Enter Recess: School’s Out, the new Disney animated film based on the popular Saturday morning cartoon. Like the show, the movie follows the exploits of a group of elementary schoolers as they torment their overbearing teachers, such as the shrewish Miss Finster (April Winchell) and the well-meaning but clueless Principal Prickly (Dabney Coleman). As the film opens, the kids are celebrating the upcoming summer break by pulling one more school prank, namely, the theft of ice cream bars that are being kept from the kids by Miss Finster.


The scheme is masterminded by TJ (Andy Lawrence)—think: Ferris Bueller as a little kid—the leader of an eclectic group of friends that includes Mikey (Jason Davis), an obese kid who sings opera (singing voice by Robert Goulet); Spinelli (Pam Segall), a tough girl who loves professional wrestling; sports freak Vince (Rickey D’Shon Collins); brainy Gretchen (Ashley Johnson); and Gus (Courtland Mead), the new kid recently taken in by the group. During their ice cream heist, which sets up the kids as mischievous pranksters with the best interests of their classmates in mind (namely, ice cream), the kids are caught by Principal Prickly, but they claim immunity once the final bell rings and they gain their summer freedom.


The story unfolds with TJ feeling lonely as the rest of his friends go off to various summer camps. With nothing to do, he ends up wandering aimlessly around town, and stumbles upon a dastardly operation at his school involving a crazed former principal, Dr. Benedict (James Woods), and his plan to change the orbit of the moon. Naturally, TJ rallies his friends together and they conspire to fight the wicked Dr. Benedict. It turns out that Dr. Benedict is so strict that he wants to change the orbit of the moon in order to put the nation in a constant freeze, thus putting an end to summer and creating a year-round school year.


Like much other current animation, keenly aware of its own pop cultural context. There’s a brief, subtle Indiana Jones tribute (“Ninjas. Why did it have to be ninjas?” Mikey complains, when the gang confronts a group of black-clad warriors); a borrowed Pink Floyd lyric (“Hey, teacher: leave those kids alone!”); and a nod to Lord of the Flies, when the kindergartners don war paint and behave like savages, taking over their classroom and harassing their superiors (one of the toddlers demands of his teacher, “You eat paste!”).

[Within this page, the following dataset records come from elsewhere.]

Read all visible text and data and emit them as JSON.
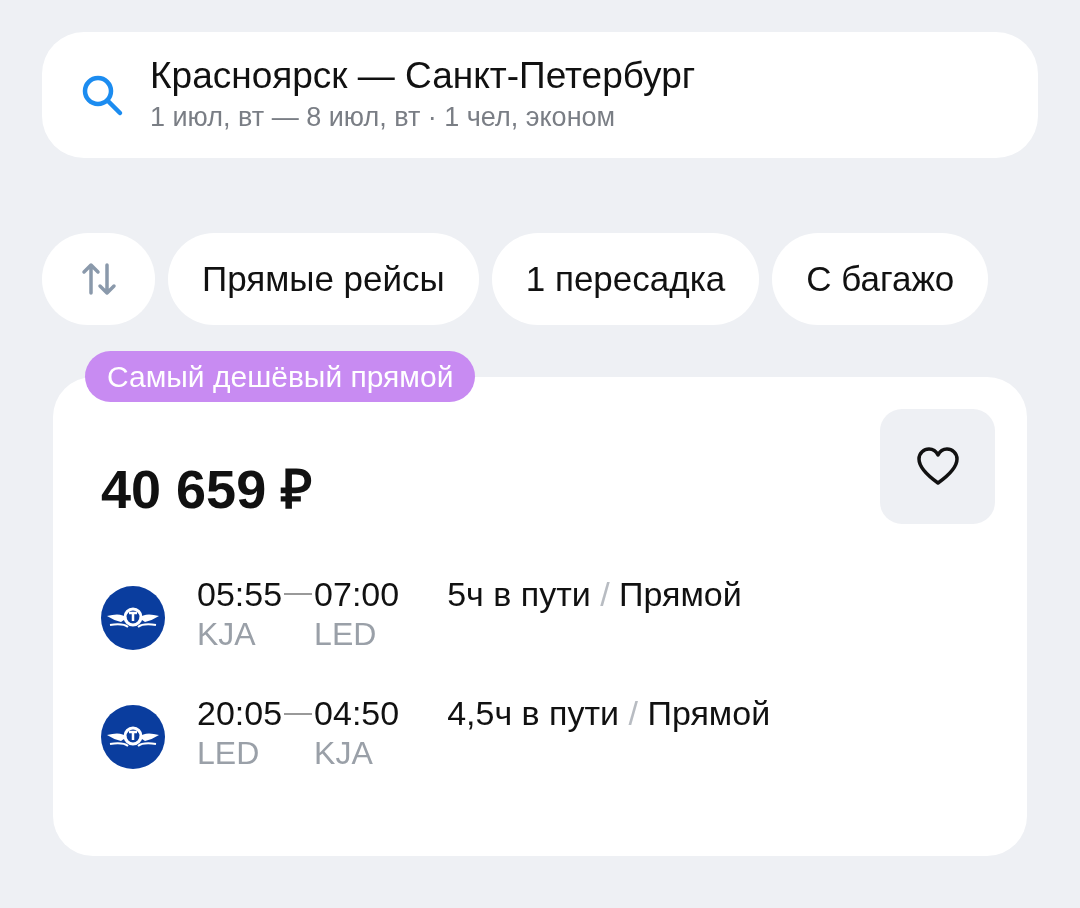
{
  "search": {
    "title": "Красноярск — Санкт-Петербург",
    "subtitle": "1 июл, вт — 8 июл, вт · 1 чел, эконом"
  },
  "filters": [
    {
      "label": "Прямые рейсы",
      "selected": false
    },
    {
      "label": "1 пересадка",
      "selected": false
    },
    {
      "label": "С багажо",
      "selected": false
    }
  ],
  "offer": {
    "badge": "Самый дешёвый прямой",
    "price": "40 659 ₽",
    "favorite": false,
    "flights": [
      {
        "dep_time": "05:55",
        "arr_time": "07:00",
        "dep_code": "KJA",
        "arr_code": "LED",
        "duration": "5ч в пути",
        "separator": "/",
        "type": "Прямой"
      },
      {
        "dep_time": "20:05",
        "arr_time": "04:50",
        "dep_code": "LED",
        "arr_code": "KJA",
        "duration": "4,5ч в пути",
        "separator": "/",
        "type": "Прямой"
      }
    ]
  }
}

Perhaps Recess’ most culturally savvy element is its skewering of the ‘60s, in a flashback showing how the ideals of the teachers (particularly Principal Prickly and Dr. Benedict) have fallen by the wayside as they were sucked into The System and traded their ideals for hard-nosed discipline. During this sequence, the film skewers everything from meditation, to period dress, to Easy Rider (Dr. Benedict rides a chopper, the spitting image of a young Peter Fonda). As the credits roll, the Recess gang plays a song (“Listen to my green tambourine”), in which they strum instruments in front of a psychedelic backdrop.


The kids at the screening laughed at all this silliness, even though they didn’t realize that the filmmakers were making fun of a period of U.S. history that many of their parents experienced. For sure, the pop-cultural riffing is intended to entertain their parents, but I think it has another motivation as well. The animators and writers of today are the cartoon-watching kids of yesterday: they absorbed hours and hours of television as children, and, being Generation Xers, have a tendency to regurgitate what they took in as kids, in a smart-alecky way, gleefully exploiting the past for all its inherent goofiness.

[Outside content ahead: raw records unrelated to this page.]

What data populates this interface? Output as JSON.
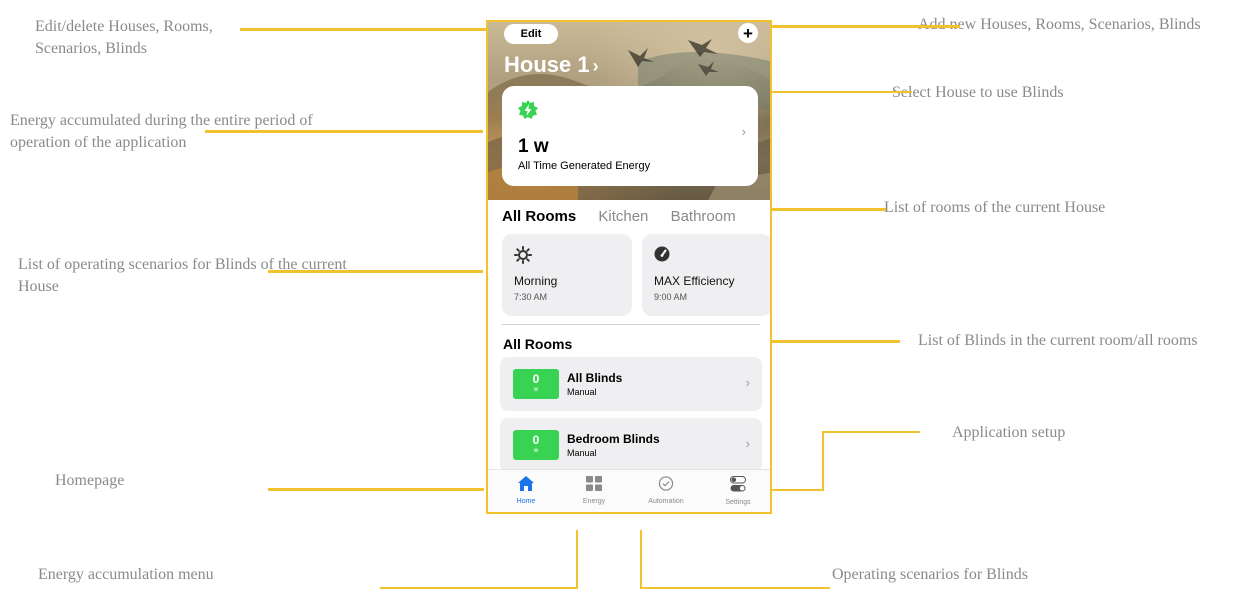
{
  "annotations": {
    "edit": "Edit/delete Houses, Rooms, Scenarios, Blinds",
    "add": "Add new Houses, Rooms, Scenarios, Blinds",
    "select_house": "Select House to use Blinds",
    "energy": "Energy accumulated during the entire period of operation of the application",
    "rooms_list": "List of rooms of the current House",
    "scenarios": "List of operating scenarios for Blinds of the current House",
    "blinds_list": "List of Blinds in the current room/all rooms",
    "setup": "Application setup",
    "homepage": "Homepage",
    "energy_menu": "Energy accumulation menu",
    "operating_scenarios": "Operating scenarios for Blinds"
  },
  "app": {
    "edit_label": "Edit",
    "add_label": "+",
    "house_title": "House 1",
    "house_chevron": "›",
    "energy": {
      "value": "1 w",
      "label": "All Time Generated Energy",
      "chevron": "›"
    },
    "rooms_tabs": [
      "All Rooms",
      "Kitchen",
      "Bathroom"
    ],
    "scenarios": [
      {
        "name": "Morning",
        "time": "7:30 AM",
        "icon": "sun-icon"
      },
      {
        "name": "MAX Efficiency",
        "time": "9:00 AM",
        "icon": "speedometer-icon"
      }
    ],
    "section_title": "All Rooms",
    "blinds": [
      {
        "value": "0",
        "unit": "w",
        "name": "All Blinds",
        "mode": "Manual"
      },
      {
        "value": "0",
        "unit": "w",
        "name": "Bedroom Blinds",
        "mode": "Manual"
      }
    ],
    "nav": [
      "Home",
      "Energy",
      "Automation",
      "Settings"
    ]
  },
  "colors": {
    "accent_line": "#f2c12e",
    "badge_green": "#39d353",
    "nav_active": "#1a73e8"
  }
}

But all this is only the opinion of a 26-year-old. For one from a much more qualified reviewer, I’ll turn things over to my 11-year-old sister, Rachel, who will provide her take on the film:


I think people will like the characters in Recess: School’s Out, because they are funny. All the Recess characters have their own personalities. For example, Spinelli likes wrestling and Mikey likes opera. The Recess TV show is awesome, and one of my favorite TV shows. I think both kids and adults will like the Recess movie.